Further review of an addendum nurse's note, dated 7/2/25 at 02:27, reflected "Pt Pacing going to another Pt's room. Redirected at times. He blocked his room with the extra bed preventing staff to monitor him. Staff opened his room and sat at his door to monitor. Pt. become agitated keep banging his door trying to block his door. Supervisor notified. Advised to call on call MD for order. Called On call Doctor at 0105. Ordered PRN meds IM. Pt, explained of the action of the medication and consented without struggle. Gently and carefully administered to his right ventrogluteal without any struggle. Pt. still get up out of bed Pacing in the hallway. Redirected when needed. Vitals refused. Will continue to monitor."
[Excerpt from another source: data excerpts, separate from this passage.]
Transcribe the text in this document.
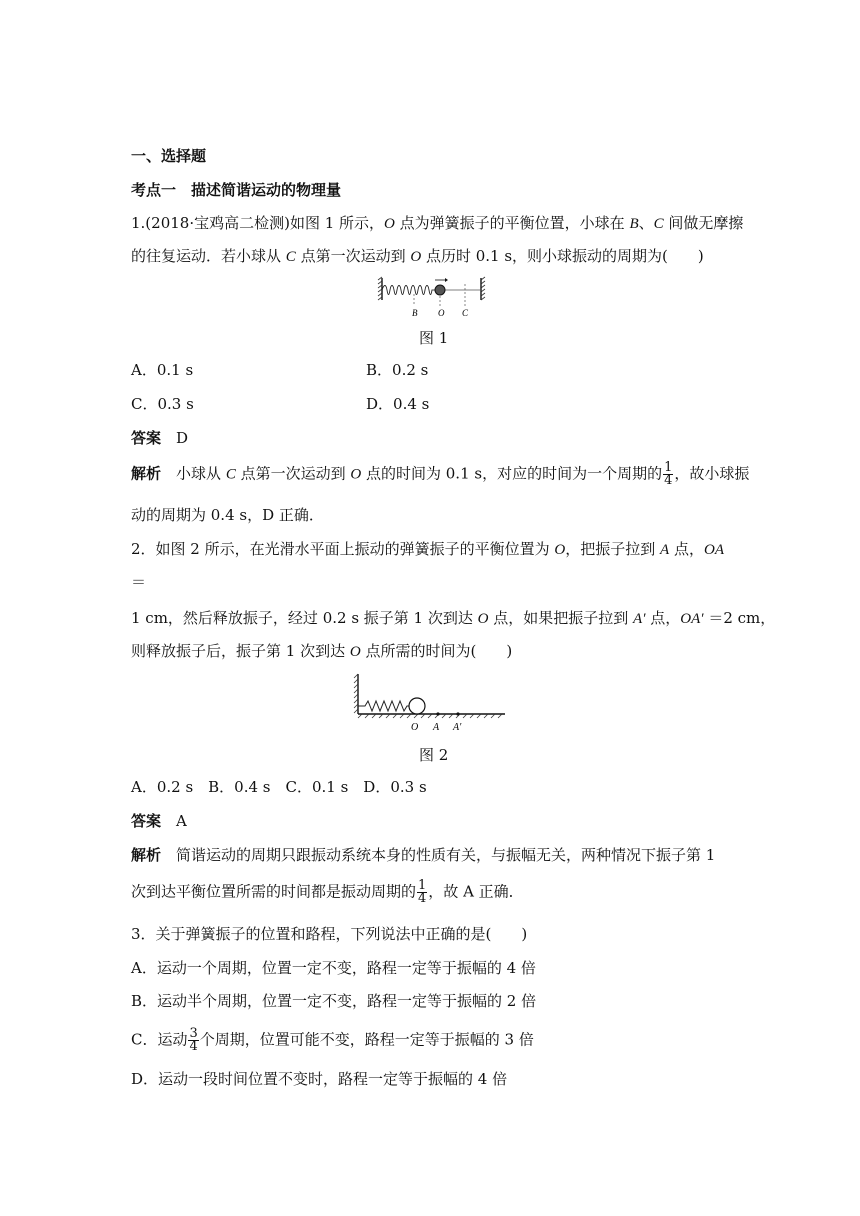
一、选择题
考点一　描述简谐运动的物理量
1.(2018·宝鸡高二检测)如图 1 所示，O 点为弹簧振子的平衡位置，小球在 B、C 间做无摩擦
的往复运动．若小球从 C 点第一次运动到 O 点历时 0.1 s，则小球振动的周期为(　　)
B O C
图 1
A．0.1 s	B．0.2 s
C．0.3 s	D．0.4 s
答案　 D
解析　 小球从 C 点第一次运动到 O 点的时间为 0.1 s，对应的时间为一个周期的 $\frac{1}{4}$ ，故小球振
动的周期为 0.4 s，D 正确．
2．如图 2 所示，在光滑水平面上振动的弹簧振子的平衡位置为 O，把振子拉到 A 点，OA
＝
1 cm，然后释放振子，经过 0.2 s 振子第 1 次到达 O 点，如果把振子拉到 A′ 点，OA′ ＝2 cm，
则释放振子后，振子第 1 次到达 O 点所需的时间为(　　)
O A A′
图 2
A．0.2 s　B．0.4 s　C．0.1 s　D．0.3 s
答案　 A
解析　 简谐运动的周期只跟振动系统本身的性质有关，与振幅无关，两种情况下振子第 1
次到达平衡位置所需的时间都是振动周期的 $\frac{1}{4}$ ，故 A 正确．
3．关于弹簧振子的位置和路程，下列说法中正确的是(　　)
A．运动一个周期，位置一定不变，路程一定等于振幅的 4 倍
B．运动半个周期，位置一定不变，路程一定等于振幅的 2 倍
C．运动 $\frac{3}{4}$ 个周期，位置可能不变，路程一定等于振幅的 3 倍
D．运动一段时间位置不变时，路程一定等于振幅的 4 倍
Further review of Patient #1's treatment plan showed no increase in monitoring or change in care plan after this incident.
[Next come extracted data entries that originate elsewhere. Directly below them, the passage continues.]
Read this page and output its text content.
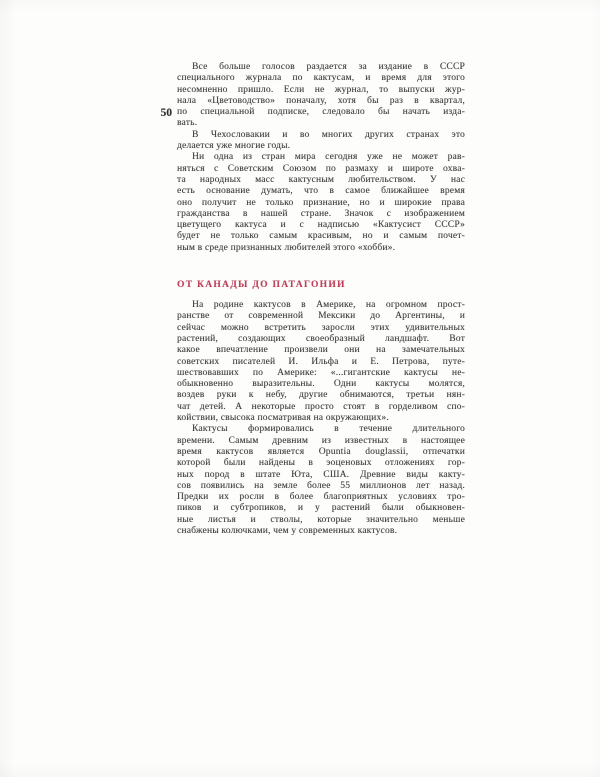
50
Все больше голосов раздается за издание в СССР
специального журнала по кактусам, и время для этого
несомненно пришло. Если не журнал, то выпуски жур-
нала «Цветоводство» поначалу, хотя бы раз в квартал,
по специальной подписке, следовало бы начать изда-
вать.
В Чехословакии и во многих других странах это
делается уже многие годы.
Ни одна из стран мира сегодня уже не может рав-
няться с Советским Союзом по размаху и широте охва-
та народных масс кактусным любительством. У нас
есть основание думать, что в самое ближайшее время
оно получит не только признание, но и широкие права
гражданства в нашей стране. Значок с изображением
цветущего кактуса и с надписью «Кактусист СССР»
будет не только самым красивым, но и самым почет-
ным в среде признанных любителей этого «хобби».
ОТ КАНАДЫ ДО ПАТАГОНИИ
На родине кактусов в Америке, на огромном прост-
ранстве от современной Мексики до Аргентины, и
сейчас можно встретить заросли этих удивительных
растений, создающих своеобразный ландшафт. Вот
какое впечатление произвели они на замечательных
советских писателей И. Ильфа и Е. Петрова, путе-
шествовавших по Америке: «...гигантские кактусы не-
обыкновенно выразительны. Одни кактусы молятся,
воздев руки к небу, другие обнимаются, третьи нян-
чат детей. А некоторые просто стоят в горделивом спо-
койствии, свысока посматривая на окружающих».
Кактусы формировались в течение длительного
времени. Самым древним из известных в настоящее
время кактусов является Opuntia douglassii, отпечатки
которой были найдены в эоценовых отложениях гор-
ных пород в штате Юта, США. Древние виды какту-
сов появились на земле более 55 миллионов лет назад.
Предки их росли в более благоприятных условиях тро-
пиков и субтропиков, и у растений были обыкновен-
ные листья и стволы, которые значительно меньше
снабжены колючками, чем у современных кактусов.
Review of the Physician discharge summary, dated 7/3/25, reflected in part:
"The team decided that he was doing better and decided was decided to be discharged. His sister was supposed to pick him up and he asked his sister to bring him a gun, as he believed people were waiting for him outside the hospital, when she comes to pick him up. His discharge was canceled because the team and the sister felt it was not safe for him to discharge and the discharge was canceled. Patient was delusional that all his family members were slaughtered, and it was coming on the news. It was explained that family was in contact, and they were safe, but he was paranoid. He was recommended long-acting injection, but he refused and agreed to take it by mouth. At that point team decided to do involuntary and file opc (order of protective custody) and get court-ordered medications if he refuses. Due to his paranoia and delusions his discharge was canceled 2nd time, and he was started on Invega 6 mg at HS because of his delusions. He started taking for couple of days. His sister was happy about it. His sister he was kept updated during his stay. He was also started on permethrin topical for scabies and his room was blocked he was barricading himself in his room. He was agitated and he was given emergency medications on 7/01. On 07/03 he was found unresponsive in the early hours. The writer was notified in the morning. Staff called 911 and did CPR but was unsuccessful and they were not able to revive, and he was pronounced dead."
During an interview, on the afternoon of 7/9/25, Staff #12, MD, reported that she was not notified about Patient #1 barricading himself in his room. She continued that had she known she would have increased his observations. When asked if staff typically notify her during the night about patient issues, she reported that none of the nurses have any problem calling her.
During an interview, on the afternoon of 7/9/25 Staff #3 reported that there was no incident report or notification related to Patient #1 barricading his door reported.
During an interview, on the afternoon of 7/9/25, Staff #1, CNO, verified these findings.